Cass. com., 11 mai 2017, n° 15-22.173

COUR DE CASSATION

Arrêt

Cassation

COMPOSITION DE LA JURIDICTION

Président :

Mme Mouillard

Avocats :

SCP Bénabent et Jéhannin, SCP Ohl et Vexliard

Paris, du 01 juill. 2015

1 juillet 2015

Attendu, selon l'ordonnance attaquée, rendue par le premier président d'une cour d'appel, que, le 27 février 2014, un juge des libertés et de la détention a, sur le fondement de l'article L. 621-12 du code monétaire et financier, décidé d'effectuer une visite domiciliaire du bureau de M. Y..., avocat, afin de rechercher la preuve de sa participation à l'une des infractions définies par l'article L. 465-1 du même code, et que celui-ci a relevé appel de cette décision, rectifiée le 5 mars 2014, ainsi qu'exercé un recours contre le déroulement des opérations effectuées le 10 mars 2014 ;

Attendu que pour rétracter la décision et annuler les opérations de visite et saisies, le premier président retient qu'il n'est ni démontré ni même allégué que la requête ait été notifiée et remise en copie à l'occupant des lieux, bien qu'il ressorte des articles 495 et 16 du code de procédure civile qu'une copie de la requête doit être laissée, avec l'ordonnance sur requête, à la personne à laquelle elle est opposée ; qu'il ajoute qu'il appartient au juge de faire observer le principe de la contradiction et que les dispositions propres à l'autorisation de visite domiciliaire du code monétaire et financier ne sauraient déroger aux principes directeurs de la procédure, notamment au respect du principe de la contradiction ;

Qu'en statuant ainsi, alors que l'article L. 621-12 du code monétaire et financier, qui prévoit seulement la notification de la décision du juge des libertés et de la détention, déroge au code de procédure civile, en sorte que les dispositions de l'article 495 de ce dernier code ne sont pas applicables lors du déroulement de la visite, le principe de la contradiction ne s'appliquant qu'à l'occasion du recours exercé contre cette décision, le premier président a violé les textes susvisés ;

PAR CES MOTIFS, et sans qu'il y ait lieu de statuer sur les autres griefs :

CASSE ET ANNULE, en toutes ses dispositions, l'ordonnance rendue le 1er juillet 2015, entre les parties, par le premier président de la cour d'appel de Paris ; remet, en conséquence, la cause et les parties dans l'état où elles se trouvaient avant ladite ordonnance et, pour être fait droit, les renvoie devant le premier président de la cour d'appel de Versailles ;

Condamne M. Y... aux dépens ;

Vu l'article 700 du code de procédure civile, rejette sa demande et le condamne à payer la somme de 3 000 euros à l'Autorité des marchés financiers ;

Dit que sur les diligences du procureur général près la Cour de cassation, le présent arrêt sera transmis pour être transcrit en marge ou à la suite de l'ordonnance cassée ;

Ainsi fait et jugé par la Cour de cassation, chambre commerciale, financière et économique, et prononcé par le président en son audience publique du onze mai deux mille dix-sept.
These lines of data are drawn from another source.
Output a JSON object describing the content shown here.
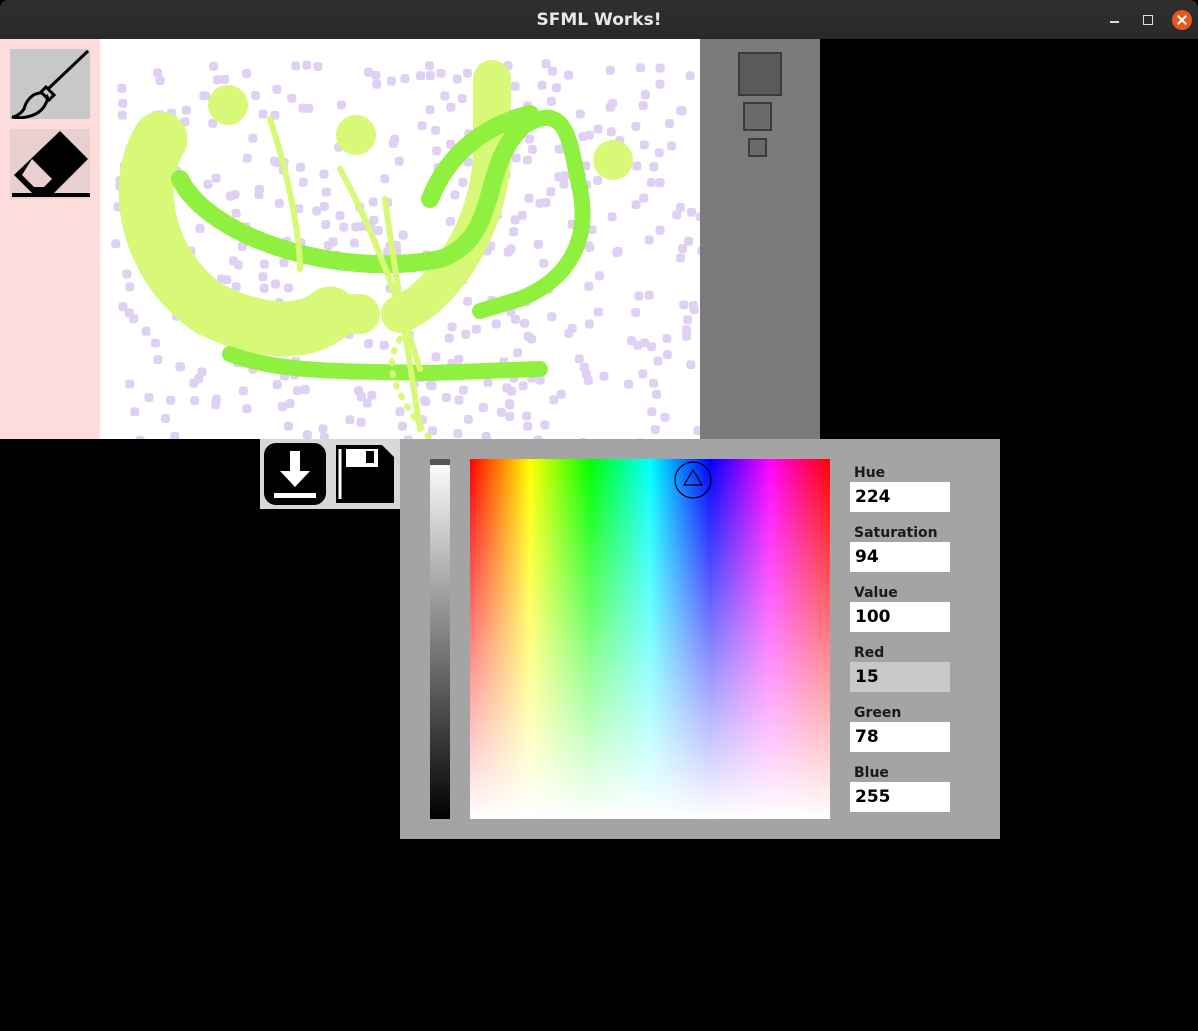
{
  "window": {
    "title": "SFML Works!"
  },
  "tools": [
    {
      "name": "brush",
      "icon": "paintbrush-icon",
      "selected": true
    },
    {
      "name": "eraser",
      "icon": "eraser-icon",
      "selected": false
    }
  ],
  "brush_sizes": [
    "large",
    "medium",
    "small"
  ],
  "file_buttons": [
    {
      "icon": "download-icon"
    },
    {
      "icon": "floppy-disk-icon"
    }
  ],
  "color_picker": {
    "hue_label": "Hue",
    "hue": "224",
    "saturation_label": "Saturation",
    "saturation": "94",
    "value_label": "Value",
    "value": "100",
    "red_label": "Red",
    "red": "15",
    "green_label": "Green",
    "green": "78",
    "blue_label": "Blue",
    "blue": "255",
    "active_field": "red"
  },
  "colors": {
    "toolbar_bg": "#ffdcdc",
    "size_panel_bg": "#7a7a7a",
    "picker_bg": "#a4a4a4",
    "stroke_yellow_green": "#d8f878",
    "stroke_green": "#90f040",
    "dots_lavender": "#e0d0f4"
  }
}
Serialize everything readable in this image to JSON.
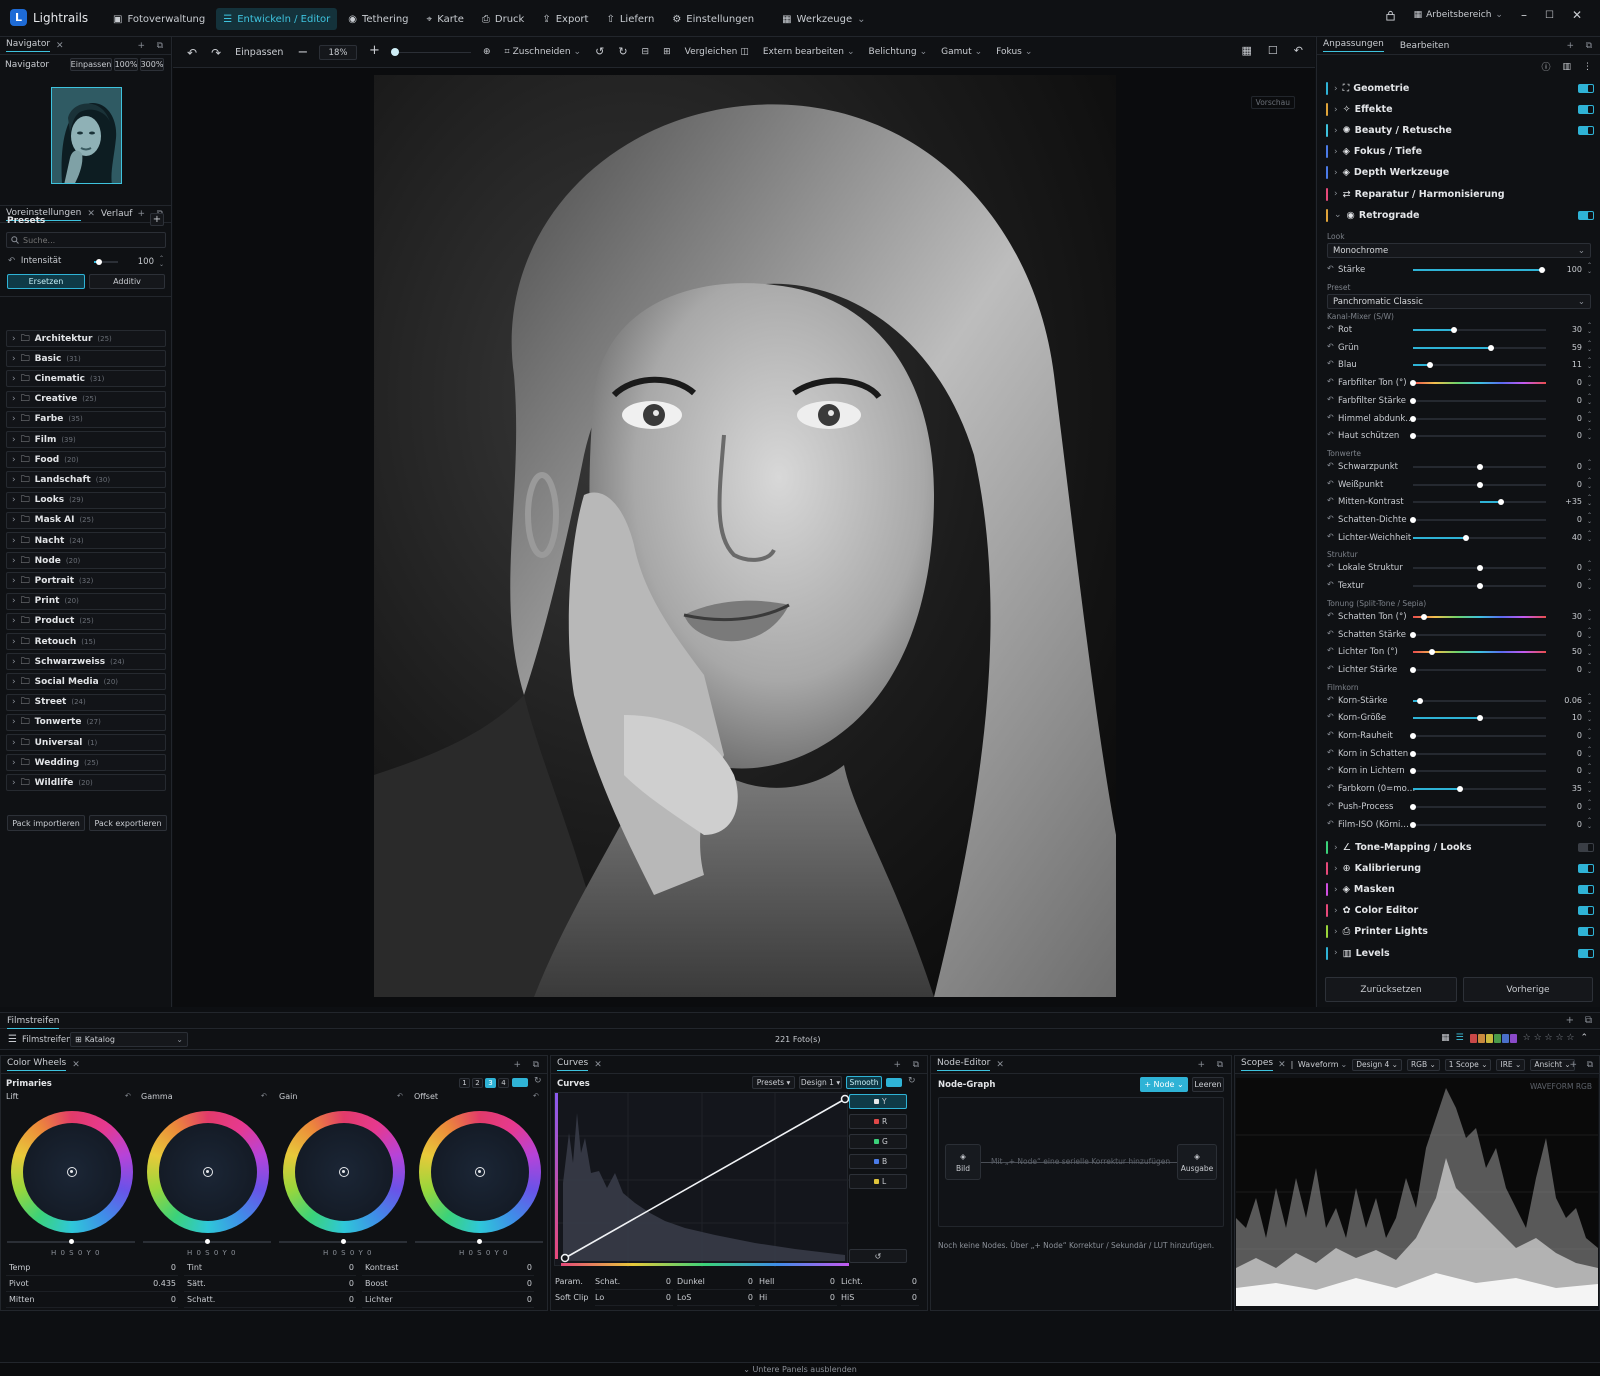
{
  "app": {
    "name": "Lightrails"
  },
  "nav": {
    "items": [
      {
        "label": "Fotoverwaltung",
        "icon": "image-gallery-icon"
      },
      {
        "label": "Entwickeln / Editor",
        "icon": "sliders-icon",
        "active": true
      },
      {
        "label": "Tethering",
        "icon": "camera-icon"
      },
      {
        "label": "Karte",
        "icon": "map-pin-icon"
      },
      {
        "label": "Druck",
        "icon": "printer-icon"
      },
      {
        "label": "Export",
        "icon": "export-icon"
      },
      {
        "label": "Liefern",
        "icon": "upload-icon"
      },
      {
        "label": "Einstellungen",
        "icon": "gear-icon"
      },
      {
        "label": "Werkzeuge",
        "icon": "grid-icon",
        "dropdown": true
      }
    ],
    "workspace": "Arbeitsbereich"
  },
  "navigator": {
    "tab": "Navigator",
    "title": "Navigator",
    "fit": "Einpassen",
    "z100": "100%",
    "z300": "300%"
  },
  "presets": {
    "tab1": "Voreinstellungen",
    "tab2": "Verlauf",
    "title": "Presets",
    "search_placeholder": "Suche...",
    "intensity_label": "Intensität",
    "intensity_value": "100",
    "intensity_level": 0.2,
    "mode_replace": "Ersetzen",
    "mode_additive": "Additiv",
    "folders": [
      {
        "name": "Architektur",
        "count": "(25)"
      },
      {
        "name": "Basic",
        "count": "(31)"
      },
      {
        "name": "Cinematic",
        "count": "(31)"
      },
      {
        "name": "Creative",
        "count": "(25)"
      },
      {
        "name": "Farbe",
        "count": "(35)"
      },
      {
        "name": "Film",
        "count": "(39)"
      },
      {
        "name": "Food",
        "count": "(20)"
      },
      {
        "name": "Landschaft",
        "count": "(30)"
      },
      {
        "name": "Looks",
        "count": "(29)"
      },
      {
        "name": "Mask AI",
        "count": "(25)"
      },
      {
        "name": "Nacht",
        "count": "(24)"
      },
      {
        "name": "Node",
        "count": "(20)"
      },
      {
        "name": "Portrait",
        "count": "(32)"
      },
      {
        "name": "Print",
        "count": "(20)"
      },
      {
        "name": "Product",
        "count": "(25)"
      },
      {
        "name": "Retouch",
        "count": "(15)"
      },
      {
        "name": "Schwarzweiss",
        "count": "(24)"
      },
      {
        "name": "Social Media",
        "count": "(20)"
      },
      {
        "name": "Street",
        "count": "(24)"
      },
      {
        "name": "Tonwerte",
        "count": "(27)"
      },
      {
        "name": "Universal",
        "count": "(1)"
      },
      {
        "name": "Wedding",
        "count": "(25)"
      },
      {
        "name": "Wildlife",
        "count": "(20)"
      }
    ],
    "import": "Pack importieren",
    "export": "Pack exportieren"
  },
  "toolbar": {
    "fit": "Einpassen",
    "zoom": "18%",
    "crop": "Zuschneiden",
    "compare": "Vergleichen",
    "external": "Extern bearbeiten",
    "exposure": "Belichtung",
    "gamut": "Gamut",
    "focus": "Fokus"
  },
  "canvas": {
    "preview_label": "Vorschau"
  },
  "right": {
    "tab1": "Anpassungen",
    "tab2": "Bearbeiten",
    "sections_top": [
      {
        "label": "Geometrie",
        "color": "#2fb3d6",
        "icon": "crop-icon",
        "on": true
      },
      {
        "label": "Effekte",
        "color": "#e0a43a",
        "icon": "sparkle-icon",
        "on": true
      },
      {
        "label": "Beauty / Retusche",
        "color": "#3ec3de",
        "icon": "sun-icon",
        "on": true
      },
      {
        "label": "Fokus / Tiefe",
        "color": "#4b7be8",
        "icon": "layers-icon",
        "on": false
      },
      {
        "label": "Depth Werkzeuge",
        "color": "#4b7be8",
        "icon": "layers-icon",
        "on": false
      },
      {
        "label": "Reparatur / Harmonisierung",
        "color": "#e6497a",
        "icon": "adjust-icon",
        "on": false
      },
      {
        "label": "Retrograde",
        "color": "#e0a43a",
        "icon": "camera-icon",
        "on": true
      }
    ],
    "look_label": "Look",
    "look_value": "Monochrome",
    "strength": {
      "label": "Stärke",
      "value": "100",
      "level": 0.97
    },
    "preset_label": "Preset",
    "preset_value": "Panchromatic Classic",
    "groups": [
      {
        "title": "Kanal-Mixer (S/W)",
        "params": [
          {
            "label": "Rot",
            "value": "30",
            "level": 0.31
          },
          {
            "label": "Grün",
            "value": "59",
            "level": 0.59
          },
          {
            "label": "Blau",
            "value": "11",
            "level": 0.13
          },
          {
            "label": "Farbfilter Ton (°)",
            "value": "0",
            "level": 0.0,
            "rainbow": true
          },
          {
            "label": "Farbfilter Stärke",
            "value": "0",
            "level": 0.0
          },
          {
            "label": "Himmel abdunk…",
            "value": "0",
            "level": 0.0
          },
          {
            "label": "Haut schützen",
            "value": "0",
            "level": 0.0
          }
        ]
      },
      {
        "title": "Tonwerte",
        "params": [
          {
            "label": "Schwarzpunkt",
            "value": "0",
            "level": 0.5,
            "center": true
          },
          {
            "label": "Weißpunkt",
            "value": "0",
            "level": 0.5,
            "center": true
          },
          {
            "label": "Mitten-Kontrast",
            "value": "+35",
            "level": 0.66,
            "center": true
          },
          {
            "label": "Schatten-Dichte",
            "value": "0",
            "level": 0.0
          },
          {
            "label": "Lichter-Weichheit",
            "value": "40",
            "level": 0.4
          }
        ]
      },
      {
        "title": "Struktur",
        "params": [
          {
            "label": "Lokale Struktur",
            "value": "0",
            "level": 0.5,
            "center": true
          },
          {
            "label": "Textur",
            "value": "0",
            "level": 0.5,
            "center": true
          }
        ]
      },
      {
        "title": "Tonung (Split-Tone / Sepia)",
        "params": [
          {
            "label": "Schatten Ton (°)",
            "value": "30",
            "level": 0.08,
            "rainbow": true
          },
          {
            "label": "Schatten Stärke",
            "value": "0",
            "level": 0.0
          },
          {
            "label": "Lichter Ton (°)",
            "value": "50",
            "level": 0.14,
            "rainbow": true
          },
          {
            "label": "Lichter Stärke",
            "value": "0",
            "level": 0.0
          }
        ]
      },
      {
        "title": "Filmkorn",
        "params": [
          {
            "label": "Korn-Stärke",
            "value": "0.06",
            "level": 0.05
          },
          {
            "label": "Korn-Größe",
            "value": "10",
            "level": 0.5
          },
          {
            "label": "Korn-Rauheit",
            "value": "0",
            "level": 0.0
          },
          {
            "label": "Korn in Schatten",
            "value": "0",
            "level": 0.0
          },
          {
            "label": "Korn in Lichtern",
            "value": "0",
            "level": 0.0
          },
          {
            "label": "Farbkorn (0=mo…",
            "value": "35",
            "level": 0.35
          },
          {
            "label": "Push-Process",
            "value": "0",
            "level": 0.0
          },
          {
            "label": "Film-ISO (Körni…",
            "value": "0",
            "level": 0.0
          }
        ]
      }
    ],
    "sections_bottom": [
      {
        "label": "Tone-Mapping / Looks",
        "color": "#3bd27a",
        "icon": "chart-icon",
        "on": false
      },
      {
        "label": "Kalibrierung",
        "color": "#e6497a",
        "icon": "target-icon",
        "on": true
      },
      {
        "label": "Masken",
        "color": "#d04fe0",
        "icon": "layers-icon",
        "on": true
      },
      {
        "label": "Color Editor",
        "color": "#e6497a",
        "icon": "palette-icon",
        "on": true
      },
      {
        "label": "Printer Lights",
        "color": "#9ad63b",
        "icon": "printer-icon",
        "on": true
      },
      {
        "label": "Levels",
        "color": "#2fb3d6",
        "icon": "levels-icon",
        "on": true
      }
    ],
    "reset": "Zurücksetzen",
    "previous": "Vorherige"
  },
  "filmstrip": {
    "tab": "Filmstreifen",
    "title": "Filmstreifen",
    "catalog": "Katalog",
    "count": "221 Foto(s)",
    "swatches": [
      "#c94848",
      "#c98a3e",
      "#c9b83e",
      "#4a9a4a",
      "#4a6fc9",
      "#8a4ac9"
    ]
  },
  "colorwheels": {
    "tab": "Color Wheels",
    "title": "Primaries",
    "pages": [
      "1",
      "2",
      "3",
      "4"
    ],
    "wheels": [
      {
        "label": "Lift",
        "readout": "H 0 S 0 Y 0"
      },
      {
        "label": "Gamma",
        "readout": "H 0 S 0 Y 0"
      },
      {
        "label": "Gain",
        "readout": "H 0 S 0 Y 0"
      },
      {
        "label": "Offset",
        "readout": "H 0 S 0 Y 0"
      }
    ],
    "table": [
      [
        {
          "l": "Temp",
          "v": "0"
        },
        {
          "l": "Tint",
          "v": "0"
        },
        {
          "l": "Kontrast",
          "v": "0"
        }
      ],
      [
        {
          "l": "Pivot",
          "v": "0.435"
        },
        {
          "l": "Sätt.",
          "v": "0"
        },
        {
          "l": "Boost",
          "v": "0"
        }
      ],
      [
        {
          "l": "Mitten",
          "v": "0"
        },
        {
          "l": "Schatt.",
          "v": "0"
        },
        {
          "l": "Lichter",
          "v": "0"
        }
      ]
    ]
  },
  "curves": {
    "tab": "Curves",
    "title": "Curves",
    "presets": "Presets",
    "design": "Design 1",
    "smooth": "Smooth",
    "channels": [
      {
        "label": "Y",
        "color": "#e6e8eb"
      },
      {
        "label": "R",
        "color": "#e04848"
      },
      {
        "label": "G",
        "color": "#3bd27a"
      },
      {
        "label": "B",
        "color": "#4b7be8"
      },
      {
        "label": "L",
        "color": "#e0c43a"
      }
    ],
    "row1": [
      {
        "l": "Param.",
        "v": ""
      },
      {
        "l": "Schat.",
        "v": "0"
      },
      {
        "l": "Dunkel",
        "v": "0"
      },
      {
        "l": "Hell",
        "v": "0"
      },
      {
        "l": "Licht.",
        "v": "0"
      }
    ],
    "row2": [
      {
        "l": "Soft Clip",
        "v": ""
      },
      {
        "l": "Lo",
        "v": "0"
      },
      {
        "l": "LoS",
        "v": "0"
      },
      {
        "l": "Hi",
        "v": "0"
      },
      {
        "l": "HiS",
        "v": "0"
      }
    ]
  },
  "nodes": {
    "tab": "Node-Editor",
    "title": "Node-Graph",
    "add": "+ Node",
    "clear": "Leeren",
    "input": "Bild",
    "output": "Ausgabe",
    "hint": "Mit „+ Node“ eine serielle Korrektur hinzufügen",
    "empty": "Noch keine Nodes. Über „+ Node“ Korrektur / Sekundär / LUT hinzufügen."
  },
  "scopes": {
    "tab": "Scopes",
    "mode": "Waveform",
    "design": "Design 4",
    "channel": "RGB",
    "count": "1 Scope",
    "unit": "IRE",
    "view": "Ansicht",
    "label": "WAVEFORM RGB"
  },
  "status": {
    "hide_panels": "Untere Panels ausblenden"
  }
}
MOYEN ANNEXE au présent arrêt

Moyen produit par la SCP Ohl et Vexliard, avocat aux Conseils, pour L'Autorité des marchés financiers.

En ce que l'ordonnance attaquée a ordonné la « rétractation » des ordonnances des 27 février et 5 mars 2014, a annulé en conséquence les opérations de visite et de saisies effectuées le 10 mars 2014 au bureau de M. Patrick Y... ainsi que les trois procès-verbaux établis à cette occasion et a ordonné la restitution de l'ensemble des originaux et copies des pièces saisies ;

Aux motifs que l'article L. 621-12 du code monétaire et financier dispose « Pour la recherche des infractions définies aux articles L 465-1, L 465-2 et L 465-2-1 et des faits susceptibles d'être qualifiés de délit contre les biens et d'être sanctionnés par la commission des sanctions de l'Autorité des marchés financiers en application de l'article L 621-15, le juge des libertés et de la détention du tribunal de grande instance dans le ressort duquel sont situés les locaux à visiter peut, sur demande motivée du secrétaire général de l'Autorité des marchés financiers, autoriser par ordonnance les enquêteurs de l'autorité à effectuer des visites en tous lieux ainsi qu'à procéder à la saisie de documents et au recueil, dans les conditions et selon les modalités mentionnées aux articles L 621-10 et L 621-11, des explications des personnes sollicitées sur place.
Lorsque les locaux visités sont situés dans le ressort de plusieurs juridictions et qu'une action simultanée doit être menée dans chacun d'eux, une ordonnance unique peut être délivrée par l'un des juges des libertés et de la détention compétents.
Le juge doit vérifier que la demande d'autorisation qui lui est soumise est fondée ; cette demande doit comporter tous les éléments d'information en possession de l'Autorité de nature à justifier la visite. Il désigne l'officier de police judiciaire chargé d'assister à ces opérations et de le tenir informé de leur déroulement. Lorsque les opérations ont lieu en dehors du ressort de son tribunal de grande instance ; le juge des libertés et de la détention saisi peut se déplacer sur les lieux quelle que soit leur localisation sur le territoire national.
L'ordonnance mentionnée au premier alinéa fait mention de la faculté pour l'occupant des lieux ou son représentant de faire appel à un conseil de son choix. L'exercice de cette faculté n'entraîne pas la suspension des opérations de visite et de saisie. Le délai et la voie de recours sont mentionnés dans l'ordonnance.
L'ordonnance est notifiée verbalement et sur place au moment de la visite à l'occupant des lieux ou à son représentant qui en reçoit copie intégrale contre récépissé ou émargement au procès-verbal prévu aux onzième et douzième alinéas du présent article. En l'absence de l'occupant des lieux ou de son représentant, l'ordonnance est notifiée, après la visite, par lettre recommandée avec avis de réception. La notification est réputée faite à la date de réception figurant sur l'avis. A défaut de réception, il est procédé à la signification de l'ordonnance par acte d'huissier de justice. Une copie de l'ordonnance est adressée par lettre recommandée avec avis de réception à l'auteur présumé des délits mentionnés à l'alinéa premier.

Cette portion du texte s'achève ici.